A. [tex]x^2-3xy+4-2x^2=-x^2-2xy-xy+4[/tex]
Let us combine like terms on the both sides of our equation.
[tex](x^2-2x^2)-3xy+4=-x^2-(2xy+xy)+4[/tex]
[tex](-x^2)-3xy+4=-x^2-(3xy)+4[/tex]
[tex]-x^2-3xy+4=-x^2-3xy+4[/tex]
We can see that both sides of our equation are equal, therefore, option A is the correct choice.
B. [tex]7y^2-yz+4-2yz=7y^2-2yz+4yz[/tex]
Let us combine like terms on the both sides of our equation.
[tex]7y^2-(yz+2yz)+4=7y^2-(2yz-4yz)[/tex]
[tex]7y^2-(3yz)+4=7y^2-(-2yz)[/tex]
[tex]7y^2-3yz+4\neq 7y^2+2yz[/tex]
Since the both sides of our equation are not equal, therefore, option B is not a correct choice.
C. [tex]3a^2-ab+3-3ab=6a^2-2ab+3-2ab[/tex]

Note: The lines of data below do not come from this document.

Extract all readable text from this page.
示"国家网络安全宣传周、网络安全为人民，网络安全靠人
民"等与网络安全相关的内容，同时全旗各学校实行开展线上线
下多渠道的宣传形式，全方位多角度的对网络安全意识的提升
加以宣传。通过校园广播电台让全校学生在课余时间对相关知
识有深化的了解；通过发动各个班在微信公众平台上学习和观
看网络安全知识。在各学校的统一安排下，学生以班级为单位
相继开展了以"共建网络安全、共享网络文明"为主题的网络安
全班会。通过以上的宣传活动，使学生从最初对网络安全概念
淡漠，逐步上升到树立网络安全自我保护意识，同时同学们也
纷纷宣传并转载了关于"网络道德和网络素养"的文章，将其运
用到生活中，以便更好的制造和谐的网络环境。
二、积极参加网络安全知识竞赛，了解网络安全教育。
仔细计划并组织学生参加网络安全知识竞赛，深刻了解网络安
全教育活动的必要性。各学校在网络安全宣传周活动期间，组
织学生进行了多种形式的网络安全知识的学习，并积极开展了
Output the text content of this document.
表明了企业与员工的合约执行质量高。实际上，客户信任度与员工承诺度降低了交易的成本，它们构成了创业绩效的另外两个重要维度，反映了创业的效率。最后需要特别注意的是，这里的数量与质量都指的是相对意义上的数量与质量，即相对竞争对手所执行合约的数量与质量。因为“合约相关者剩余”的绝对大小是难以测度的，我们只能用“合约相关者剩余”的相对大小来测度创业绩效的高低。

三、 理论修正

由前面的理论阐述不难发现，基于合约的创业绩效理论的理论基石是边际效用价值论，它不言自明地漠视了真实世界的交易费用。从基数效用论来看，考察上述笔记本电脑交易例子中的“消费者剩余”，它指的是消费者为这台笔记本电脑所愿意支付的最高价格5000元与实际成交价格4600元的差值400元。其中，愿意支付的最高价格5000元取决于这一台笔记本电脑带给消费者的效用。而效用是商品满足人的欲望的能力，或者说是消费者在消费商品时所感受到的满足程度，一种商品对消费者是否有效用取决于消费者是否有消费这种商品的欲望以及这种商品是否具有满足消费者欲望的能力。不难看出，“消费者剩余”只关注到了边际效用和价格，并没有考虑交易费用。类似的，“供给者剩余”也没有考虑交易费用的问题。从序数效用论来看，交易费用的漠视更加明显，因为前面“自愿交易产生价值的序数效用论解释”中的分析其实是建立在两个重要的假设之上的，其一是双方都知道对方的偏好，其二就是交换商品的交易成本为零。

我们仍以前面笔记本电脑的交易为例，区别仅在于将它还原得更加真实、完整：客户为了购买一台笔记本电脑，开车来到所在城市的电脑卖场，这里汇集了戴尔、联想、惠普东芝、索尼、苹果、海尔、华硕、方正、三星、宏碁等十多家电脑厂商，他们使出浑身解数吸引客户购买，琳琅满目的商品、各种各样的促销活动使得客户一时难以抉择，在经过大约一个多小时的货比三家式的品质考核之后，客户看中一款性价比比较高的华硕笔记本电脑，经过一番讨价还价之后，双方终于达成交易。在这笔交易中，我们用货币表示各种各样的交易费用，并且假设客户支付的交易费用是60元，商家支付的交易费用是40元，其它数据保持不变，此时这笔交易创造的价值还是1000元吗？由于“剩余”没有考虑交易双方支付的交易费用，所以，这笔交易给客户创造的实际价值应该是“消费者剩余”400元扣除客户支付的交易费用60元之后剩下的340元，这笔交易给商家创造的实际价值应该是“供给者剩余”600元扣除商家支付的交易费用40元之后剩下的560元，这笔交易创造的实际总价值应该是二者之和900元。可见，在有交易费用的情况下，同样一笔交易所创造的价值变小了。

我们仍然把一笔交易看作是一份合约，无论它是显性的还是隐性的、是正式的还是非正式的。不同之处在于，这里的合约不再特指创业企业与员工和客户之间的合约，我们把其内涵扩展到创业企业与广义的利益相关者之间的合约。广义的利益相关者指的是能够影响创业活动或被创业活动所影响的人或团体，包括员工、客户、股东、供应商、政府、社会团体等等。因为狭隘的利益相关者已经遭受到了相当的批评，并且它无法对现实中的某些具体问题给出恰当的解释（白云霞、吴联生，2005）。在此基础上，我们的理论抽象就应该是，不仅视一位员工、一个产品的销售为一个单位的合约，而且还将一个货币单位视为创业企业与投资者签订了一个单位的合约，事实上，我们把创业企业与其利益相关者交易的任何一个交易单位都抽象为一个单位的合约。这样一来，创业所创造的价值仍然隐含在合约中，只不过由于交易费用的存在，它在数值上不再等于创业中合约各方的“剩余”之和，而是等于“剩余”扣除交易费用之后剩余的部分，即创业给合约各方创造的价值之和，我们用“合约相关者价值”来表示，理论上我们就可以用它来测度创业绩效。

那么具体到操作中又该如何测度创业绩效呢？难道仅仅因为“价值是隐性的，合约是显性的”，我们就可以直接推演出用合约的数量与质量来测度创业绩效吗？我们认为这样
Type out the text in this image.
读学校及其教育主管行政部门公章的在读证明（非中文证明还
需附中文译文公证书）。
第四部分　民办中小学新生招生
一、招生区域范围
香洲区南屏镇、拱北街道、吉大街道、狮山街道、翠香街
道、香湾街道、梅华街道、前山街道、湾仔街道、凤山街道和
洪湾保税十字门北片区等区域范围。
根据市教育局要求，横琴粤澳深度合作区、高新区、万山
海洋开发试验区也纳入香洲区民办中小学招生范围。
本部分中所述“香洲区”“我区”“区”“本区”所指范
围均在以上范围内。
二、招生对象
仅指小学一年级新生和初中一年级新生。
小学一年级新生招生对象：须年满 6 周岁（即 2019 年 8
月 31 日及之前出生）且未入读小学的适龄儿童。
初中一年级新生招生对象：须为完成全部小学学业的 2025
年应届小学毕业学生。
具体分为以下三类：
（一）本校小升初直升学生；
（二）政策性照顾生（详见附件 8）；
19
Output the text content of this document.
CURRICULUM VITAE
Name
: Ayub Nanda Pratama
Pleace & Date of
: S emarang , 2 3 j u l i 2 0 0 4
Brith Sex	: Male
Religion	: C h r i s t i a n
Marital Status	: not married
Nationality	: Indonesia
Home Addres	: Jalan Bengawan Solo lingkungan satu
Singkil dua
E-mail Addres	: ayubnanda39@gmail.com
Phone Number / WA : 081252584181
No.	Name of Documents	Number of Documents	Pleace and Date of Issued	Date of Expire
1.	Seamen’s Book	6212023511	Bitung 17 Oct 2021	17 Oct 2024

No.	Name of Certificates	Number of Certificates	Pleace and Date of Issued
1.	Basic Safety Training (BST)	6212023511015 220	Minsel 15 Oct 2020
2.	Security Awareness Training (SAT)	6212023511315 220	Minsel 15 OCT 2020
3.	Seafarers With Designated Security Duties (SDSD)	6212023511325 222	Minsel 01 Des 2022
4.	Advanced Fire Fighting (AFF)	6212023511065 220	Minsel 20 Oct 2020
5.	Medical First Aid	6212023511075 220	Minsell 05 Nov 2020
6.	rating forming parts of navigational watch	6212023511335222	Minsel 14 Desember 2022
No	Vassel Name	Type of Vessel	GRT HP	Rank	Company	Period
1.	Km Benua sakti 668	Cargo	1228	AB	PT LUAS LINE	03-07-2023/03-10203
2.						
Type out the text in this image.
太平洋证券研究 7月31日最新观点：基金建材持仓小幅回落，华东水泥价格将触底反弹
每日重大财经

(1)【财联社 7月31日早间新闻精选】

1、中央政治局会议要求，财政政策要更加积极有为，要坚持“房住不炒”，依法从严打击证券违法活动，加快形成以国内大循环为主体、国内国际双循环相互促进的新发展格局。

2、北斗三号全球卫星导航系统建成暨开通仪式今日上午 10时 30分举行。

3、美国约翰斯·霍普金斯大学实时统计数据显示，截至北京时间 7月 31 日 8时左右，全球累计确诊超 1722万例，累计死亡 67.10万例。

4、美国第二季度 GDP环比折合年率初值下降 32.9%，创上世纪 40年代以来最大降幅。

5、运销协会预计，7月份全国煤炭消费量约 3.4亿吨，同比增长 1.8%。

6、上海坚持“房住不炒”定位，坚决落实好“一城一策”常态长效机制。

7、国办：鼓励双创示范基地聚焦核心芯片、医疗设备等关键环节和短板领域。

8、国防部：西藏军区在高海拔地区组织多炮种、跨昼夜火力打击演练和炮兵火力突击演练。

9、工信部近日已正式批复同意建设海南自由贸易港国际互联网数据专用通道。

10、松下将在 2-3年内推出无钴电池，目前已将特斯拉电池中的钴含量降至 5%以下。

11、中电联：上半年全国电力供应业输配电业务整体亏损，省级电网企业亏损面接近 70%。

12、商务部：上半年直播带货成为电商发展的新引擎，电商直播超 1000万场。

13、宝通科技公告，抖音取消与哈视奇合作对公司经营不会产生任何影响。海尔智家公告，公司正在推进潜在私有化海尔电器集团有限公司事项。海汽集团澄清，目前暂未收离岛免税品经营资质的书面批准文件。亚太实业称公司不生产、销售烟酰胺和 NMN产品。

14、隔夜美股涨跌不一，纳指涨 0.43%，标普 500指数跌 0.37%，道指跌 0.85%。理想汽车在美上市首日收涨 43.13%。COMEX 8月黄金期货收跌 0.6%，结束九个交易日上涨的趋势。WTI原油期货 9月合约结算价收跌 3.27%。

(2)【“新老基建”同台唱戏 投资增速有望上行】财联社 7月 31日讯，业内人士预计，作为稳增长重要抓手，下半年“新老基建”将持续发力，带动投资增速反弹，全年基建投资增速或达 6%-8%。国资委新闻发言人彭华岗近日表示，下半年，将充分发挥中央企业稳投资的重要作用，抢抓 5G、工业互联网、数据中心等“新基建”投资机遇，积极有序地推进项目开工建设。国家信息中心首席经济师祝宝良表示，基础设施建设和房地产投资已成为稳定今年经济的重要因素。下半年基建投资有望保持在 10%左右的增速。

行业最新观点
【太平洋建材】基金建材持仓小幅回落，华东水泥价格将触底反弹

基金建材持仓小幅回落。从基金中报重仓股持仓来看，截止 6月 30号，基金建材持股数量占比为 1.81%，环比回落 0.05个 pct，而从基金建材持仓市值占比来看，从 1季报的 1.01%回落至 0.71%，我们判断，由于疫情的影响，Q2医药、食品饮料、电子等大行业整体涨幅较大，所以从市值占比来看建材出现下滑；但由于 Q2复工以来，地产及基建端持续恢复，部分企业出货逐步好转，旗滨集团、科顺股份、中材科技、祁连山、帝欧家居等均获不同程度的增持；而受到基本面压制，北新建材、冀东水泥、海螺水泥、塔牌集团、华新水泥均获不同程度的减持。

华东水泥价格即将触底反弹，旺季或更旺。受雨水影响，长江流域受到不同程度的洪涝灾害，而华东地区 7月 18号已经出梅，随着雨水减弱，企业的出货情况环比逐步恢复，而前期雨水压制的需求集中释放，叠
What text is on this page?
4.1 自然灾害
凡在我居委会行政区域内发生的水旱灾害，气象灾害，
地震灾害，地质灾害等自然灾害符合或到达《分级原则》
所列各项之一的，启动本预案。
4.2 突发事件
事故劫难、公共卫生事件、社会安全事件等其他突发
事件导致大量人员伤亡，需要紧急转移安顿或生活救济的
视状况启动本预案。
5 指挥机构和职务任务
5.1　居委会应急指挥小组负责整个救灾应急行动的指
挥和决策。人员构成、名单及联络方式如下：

Upon combining like terms we will get,
[tex]3a^2-(ab+3ab)+3=6a^2-(2ab+2ab)+3[/tex]
[tex]3a^2-(4ab)+3=6a^2-(4ab)+3[/tex]
[tex]3a^2-4ab+3\neq 6a^2-4ab+3[/tex]
Since the both sides of our equation are not equal, therefore, option C is not a correct choice.
D. [tex]9s^2-st+5-3st=6s^2-3st+5+3s^2[/tex]
Upon combining like terms we will get,
[tex]9s^2-(st+3st)+5=(6s^2+3s^2)-3st+5[/tex]
[tex]9s^2-(4st)+5=(9s^2)-3st+5[/tex]
[tex]9s^2-4st+5\neq 9s^2-3st+5[/tex]
Since the both sides of our equation are not equal, therefore, option D is not a correct choice.